From the other perspective, one of the least fun experiences you can have in a public place is when you head to the restroom, only to find your rest thwarted by another. For example, at a nice restaurant, there is a certain emotion associated with the long walk to the restroom, the locked door or stall, the pause, and then the decision to either make the long walk back to the table (and ensuing repeat of the trip), or to casually “hang-out” near the restroom, which is hopefully near the kitchen door so that you get to acknowledge the staff while you wait. Since the invention of cell phone apps, this sort of waiting is far easier to endure, but it’s still less than optimal.

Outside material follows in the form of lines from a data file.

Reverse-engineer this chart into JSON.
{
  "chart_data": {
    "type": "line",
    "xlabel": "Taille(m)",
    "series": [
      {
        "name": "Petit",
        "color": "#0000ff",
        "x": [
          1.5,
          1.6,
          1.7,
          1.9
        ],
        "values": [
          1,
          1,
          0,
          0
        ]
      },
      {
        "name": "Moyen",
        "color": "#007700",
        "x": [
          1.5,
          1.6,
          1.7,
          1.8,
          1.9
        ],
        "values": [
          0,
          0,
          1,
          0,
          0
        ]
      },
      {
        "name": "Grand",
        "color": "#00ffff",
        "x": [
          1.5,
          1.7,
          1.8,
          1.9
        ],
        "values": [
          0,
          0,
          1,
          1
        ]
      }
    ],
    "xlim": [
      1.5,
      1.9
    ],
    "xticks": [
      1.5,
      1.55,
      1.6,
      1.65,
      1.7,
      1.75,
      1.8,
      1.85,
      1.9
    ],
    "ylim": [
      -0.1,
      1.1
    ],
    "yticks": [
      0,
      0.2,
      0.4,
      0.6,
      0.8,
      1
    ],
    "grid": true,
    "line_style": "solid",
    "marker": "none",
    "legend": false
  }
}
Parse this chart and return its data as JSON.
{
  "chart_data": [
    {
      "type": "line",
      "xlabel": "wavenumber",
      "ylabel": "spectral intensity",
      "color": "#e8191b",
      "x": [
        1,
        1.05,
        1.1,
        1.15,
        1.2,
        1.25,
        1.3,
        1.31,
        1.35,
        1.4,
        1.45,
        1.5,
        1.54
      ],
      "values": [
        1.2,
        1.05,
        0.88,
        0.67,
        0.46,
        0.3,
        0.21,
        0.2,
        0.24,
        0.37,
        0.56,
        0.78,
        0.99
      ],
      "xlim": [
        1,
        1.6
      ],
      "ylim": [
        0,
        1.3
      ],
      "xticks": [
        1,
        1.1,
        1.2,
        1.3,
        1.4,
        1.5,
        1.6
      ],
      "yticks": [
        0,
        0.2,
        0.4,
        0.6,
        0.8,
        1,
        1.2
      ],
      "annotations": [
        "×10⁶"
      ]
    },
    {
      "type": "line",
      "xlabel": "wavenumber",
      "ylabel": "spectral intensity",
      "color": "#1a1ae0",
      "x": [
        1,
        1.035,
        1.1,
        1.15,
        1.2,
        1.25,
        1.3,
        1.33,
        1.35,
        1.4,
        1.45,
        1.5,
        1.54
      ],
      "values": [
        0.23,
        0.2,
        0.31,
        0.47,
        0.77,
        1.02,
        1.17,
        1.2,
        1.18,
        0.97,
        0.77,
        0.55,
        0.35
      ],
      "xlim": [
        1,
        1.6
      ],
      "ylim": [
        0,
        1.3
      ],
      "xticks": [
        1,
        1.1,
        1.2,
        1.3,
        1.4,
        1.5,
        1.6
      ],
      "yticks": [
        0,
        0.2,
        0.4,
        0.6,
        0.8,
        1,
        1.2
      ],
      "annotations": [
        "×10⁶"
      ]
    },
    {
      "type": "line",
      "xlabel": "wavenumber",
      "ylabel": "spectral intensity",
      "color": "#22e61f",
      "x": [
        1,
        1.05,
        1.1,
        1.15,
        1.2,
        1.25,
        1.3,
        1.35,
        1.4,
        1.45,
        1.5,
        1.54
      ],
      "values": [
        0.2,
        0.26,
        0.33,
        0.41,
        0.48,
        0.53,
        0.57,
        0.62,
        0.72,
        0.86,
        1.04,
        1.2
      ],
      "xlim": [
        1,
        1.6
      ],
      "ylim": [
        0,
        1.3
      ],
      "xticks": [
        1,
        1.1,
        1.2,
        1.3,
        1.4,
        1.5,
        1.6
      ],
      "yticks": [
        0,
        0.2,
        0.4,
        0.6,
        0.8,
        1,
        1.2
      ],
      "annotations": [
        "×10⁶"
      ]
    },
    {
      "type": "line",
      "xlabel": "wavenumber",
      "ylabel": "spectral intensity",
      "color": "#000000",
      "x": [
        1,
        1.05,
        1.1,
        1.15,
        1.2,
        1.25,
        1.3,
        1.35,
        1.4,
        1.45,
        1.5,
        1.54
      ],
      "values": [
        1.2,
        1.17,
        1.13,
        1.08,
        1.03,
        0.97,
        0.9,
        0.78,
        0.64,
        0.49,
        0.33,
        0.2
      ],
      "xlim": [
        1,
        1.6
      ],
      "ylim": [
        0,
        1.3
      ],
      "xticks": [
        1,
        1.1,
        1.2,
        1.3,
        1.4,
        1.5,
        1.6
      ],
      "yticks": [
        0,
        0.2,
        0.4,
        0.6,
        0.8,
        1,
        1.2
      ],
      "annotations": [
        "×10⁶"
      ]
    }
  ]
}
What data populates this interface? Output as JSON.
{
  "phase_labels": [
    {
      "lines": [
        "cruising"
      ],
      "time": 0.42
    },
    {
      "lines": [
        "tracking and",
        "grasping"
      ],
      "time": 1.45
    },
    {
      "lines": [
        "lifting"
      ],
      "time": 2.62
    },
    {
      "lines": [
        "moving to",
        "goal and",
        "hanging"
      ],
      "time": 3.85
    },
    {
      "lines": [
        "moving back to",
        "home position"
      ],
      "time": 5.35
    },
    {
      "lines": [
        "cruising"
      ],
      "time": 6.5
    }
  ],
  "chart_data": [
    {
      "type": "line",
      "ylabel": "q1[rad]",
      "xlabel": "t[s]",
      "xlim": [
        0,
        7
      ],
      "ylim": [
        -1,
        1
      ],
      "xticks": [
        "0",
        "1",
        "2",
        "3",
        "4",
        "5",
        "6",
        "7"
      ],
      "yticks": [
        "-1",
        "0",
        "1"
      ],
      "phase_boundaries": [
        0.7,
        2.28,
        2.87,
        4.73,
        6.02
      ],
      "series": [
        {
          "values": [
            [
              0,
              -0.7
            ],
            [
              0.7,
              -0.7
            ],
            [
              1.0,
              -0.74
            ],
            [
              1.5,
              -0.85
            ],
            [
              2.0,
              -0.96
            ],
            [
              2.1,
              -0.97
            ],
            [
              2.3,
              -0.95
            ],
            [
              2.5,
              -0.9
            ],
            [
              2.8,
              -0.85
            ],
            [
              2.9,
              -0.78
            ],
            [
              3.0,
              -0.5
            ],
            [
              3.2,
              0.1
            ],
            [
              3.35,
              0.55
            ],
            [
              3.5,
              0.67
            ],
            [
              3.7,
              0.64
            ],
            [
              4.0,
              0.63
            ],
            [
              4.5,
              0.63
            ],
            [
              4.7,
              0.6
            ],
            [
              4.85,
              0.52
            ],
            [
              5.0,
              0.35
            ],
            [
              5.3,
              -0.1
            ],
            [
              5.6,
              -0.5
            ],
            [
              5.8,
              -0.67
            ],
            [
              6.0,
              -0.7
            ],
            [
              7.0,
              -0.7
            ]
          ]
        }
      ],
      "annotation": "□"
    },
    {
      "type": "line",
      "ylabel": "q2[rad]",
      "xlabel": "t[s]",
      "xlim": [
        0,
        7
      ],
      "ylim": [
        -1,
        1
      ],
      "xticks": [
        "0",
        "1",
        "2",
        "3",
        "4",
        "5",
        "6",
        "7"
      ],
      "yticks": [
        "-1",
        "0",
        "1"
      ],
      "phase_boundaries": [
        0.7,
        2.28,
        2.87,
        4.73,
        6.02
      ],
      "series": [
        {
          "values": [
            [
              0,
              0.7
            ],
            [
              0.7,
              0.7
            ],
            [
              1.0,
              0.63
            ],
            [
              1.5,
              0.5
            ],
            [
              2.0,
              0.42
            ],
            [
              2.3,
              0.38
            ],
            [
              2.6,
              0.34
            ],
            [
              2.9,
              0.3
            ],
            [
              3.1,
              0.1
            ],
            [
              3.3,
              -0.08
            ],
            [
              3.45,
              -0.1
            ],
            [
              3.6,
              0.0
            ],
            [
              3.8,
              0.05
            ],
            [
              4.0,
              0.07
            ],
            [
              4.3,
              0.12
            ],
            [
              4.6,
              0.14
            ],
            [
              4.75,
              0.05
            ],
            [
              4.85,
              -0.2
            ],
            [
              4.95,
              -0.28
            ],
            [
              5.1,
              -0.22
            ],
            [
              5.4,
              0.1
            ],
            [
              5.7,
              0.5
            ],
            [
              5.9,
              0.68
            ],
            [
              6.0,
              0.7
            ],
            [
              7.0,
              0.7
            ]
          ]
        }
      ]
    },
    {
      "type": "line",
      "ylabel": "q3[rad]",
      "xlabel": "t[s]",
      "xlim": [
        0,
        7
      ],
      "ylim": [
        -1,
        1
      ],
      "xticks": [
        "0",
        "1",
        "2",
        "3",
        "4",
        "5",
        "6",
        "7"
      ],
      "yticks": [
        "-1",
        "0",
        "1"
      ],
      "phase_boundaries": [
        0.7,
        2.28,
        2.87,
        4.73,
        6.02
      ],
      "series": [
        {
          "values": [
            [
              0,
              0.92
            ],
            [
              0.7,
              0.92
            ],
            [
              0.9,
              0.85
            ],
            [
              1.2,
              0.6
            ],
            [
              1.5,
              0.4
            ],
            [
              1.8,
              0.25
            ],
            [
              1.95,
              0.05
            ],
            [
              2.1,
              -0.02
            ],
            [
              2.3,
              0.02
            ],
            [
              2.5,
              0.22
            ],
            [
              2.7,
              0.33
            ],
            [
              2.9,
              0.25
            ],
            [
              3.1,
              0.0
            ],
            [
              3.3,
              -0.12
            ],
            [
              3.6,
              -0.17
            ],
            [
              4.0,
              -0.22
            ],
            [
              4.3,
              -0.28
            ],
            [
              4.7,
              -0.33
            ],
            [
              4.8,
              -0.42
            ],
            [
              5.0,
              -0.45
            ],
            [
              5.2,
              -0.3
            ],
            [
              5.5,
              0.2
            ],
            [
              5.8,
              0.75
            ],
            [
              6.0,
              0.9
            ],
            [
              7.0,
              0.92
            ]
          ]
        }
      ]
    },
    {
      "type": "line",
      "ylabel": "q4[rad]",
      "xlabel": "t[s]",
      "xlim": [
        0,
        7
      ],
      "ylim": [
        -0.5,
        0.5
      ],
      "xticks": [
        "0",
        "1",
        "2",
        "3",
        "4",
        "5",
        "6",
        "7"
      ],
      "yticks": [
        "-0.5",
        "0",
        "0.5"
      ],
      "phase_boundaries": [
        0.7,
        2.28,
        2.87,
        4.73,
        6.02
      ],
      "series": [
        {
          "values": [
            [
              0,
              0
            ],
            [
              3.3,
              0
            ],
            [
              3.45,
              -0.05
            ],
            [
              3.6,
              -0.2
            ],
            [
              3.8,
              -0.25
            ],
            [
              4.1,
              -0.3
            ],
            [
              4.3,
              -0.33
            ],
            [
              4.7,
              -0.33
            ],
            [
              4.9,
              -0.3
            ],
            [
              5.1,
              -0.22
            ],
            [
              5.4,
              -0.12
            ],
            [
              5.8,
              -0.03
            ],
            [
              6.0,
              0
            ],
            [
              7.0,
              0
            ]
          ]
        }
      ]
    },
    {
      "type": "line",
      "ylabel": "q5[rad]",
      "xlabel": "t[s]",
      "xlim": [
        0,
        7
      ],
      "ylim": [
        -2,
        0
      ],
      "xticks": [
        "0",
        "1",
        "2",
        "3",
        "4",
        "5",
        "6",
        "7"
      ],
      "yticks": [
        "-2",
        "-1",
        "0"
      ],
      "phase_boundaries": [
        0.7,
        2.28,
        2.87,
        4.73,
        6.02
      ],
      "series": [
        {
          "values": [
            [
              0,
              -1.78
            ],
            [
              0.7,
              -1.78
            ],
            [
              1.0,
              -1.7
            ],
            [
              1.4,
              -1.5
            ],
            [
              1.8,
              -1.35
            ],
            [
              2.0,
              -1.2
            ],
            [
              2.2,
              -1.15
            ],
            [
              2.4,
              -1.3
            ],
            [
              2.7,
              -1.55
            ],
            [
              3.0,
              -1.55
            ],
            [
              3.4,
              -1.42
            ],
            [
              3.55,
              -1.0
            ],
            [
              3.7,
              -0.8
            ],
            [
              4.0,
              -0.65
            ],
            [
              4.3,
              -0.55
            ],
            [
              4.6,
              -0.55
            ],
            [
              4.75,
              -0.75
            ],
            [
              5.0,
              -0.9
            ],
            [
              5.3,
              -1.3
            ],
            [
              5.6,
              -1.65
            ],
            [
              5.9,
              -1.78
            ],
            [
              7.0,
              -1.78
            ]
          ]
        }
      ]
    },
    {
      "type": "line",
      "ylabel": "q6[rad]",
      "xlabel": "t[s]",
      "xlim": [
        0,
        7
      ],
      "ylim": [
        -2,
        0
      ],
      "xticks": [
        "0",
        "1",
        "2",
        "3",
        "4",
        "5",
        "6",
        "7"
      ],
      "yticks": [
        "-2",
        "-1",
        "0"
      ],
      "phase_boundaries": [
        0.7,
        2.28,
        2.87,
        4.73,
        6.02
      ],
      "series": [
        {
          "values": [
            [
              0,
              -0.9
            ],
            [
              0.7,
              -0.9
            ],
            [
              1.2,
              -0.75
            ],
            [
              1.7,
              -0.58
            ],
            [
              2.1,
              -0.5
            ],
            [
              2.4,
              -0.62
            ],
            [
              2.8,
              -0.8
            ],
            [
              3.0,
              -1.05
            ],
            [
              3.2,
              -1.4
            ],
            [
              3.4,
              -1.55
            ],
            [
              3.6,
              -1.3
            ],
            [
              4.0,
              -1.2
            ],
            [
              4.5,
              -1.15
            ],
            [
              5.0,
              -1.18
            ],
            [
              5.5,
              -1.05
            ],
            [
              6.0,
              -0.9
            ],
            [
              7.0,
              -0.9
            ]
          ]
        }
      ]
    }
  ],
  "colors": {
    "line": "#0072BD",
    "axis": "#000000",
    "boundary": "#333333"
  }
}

If you’ve ever experienced this “access denied” when searching for relief, you know what fun it is to anticipate whether the door is locked or not upon approach. Are there any telltale signs that the restroom is occupied? A light under the door? How badly do you need to go, and where is the next restroom going to be? These are all good questions.
One potential solution, and something that I think about more often than the average bear I’m sure, is the restroom indicator. This was made famous by airlines, and might even be used elsewhere. It’s a simple device that indicates whether a restroom is occupied or not by attaching a signal to the door lock. So when the door locks, the sign says stop. When it unlocks, Simon says go. Imagine if every stall door or single restroom had this technology? How much time would we save? Ok, maybe not time. But think of the satisfaction of always knowing when you can go, when you got to go.
You should carry around a sign with one of those plastic suction cup things with you that reads “In Use” for when using public restrooms.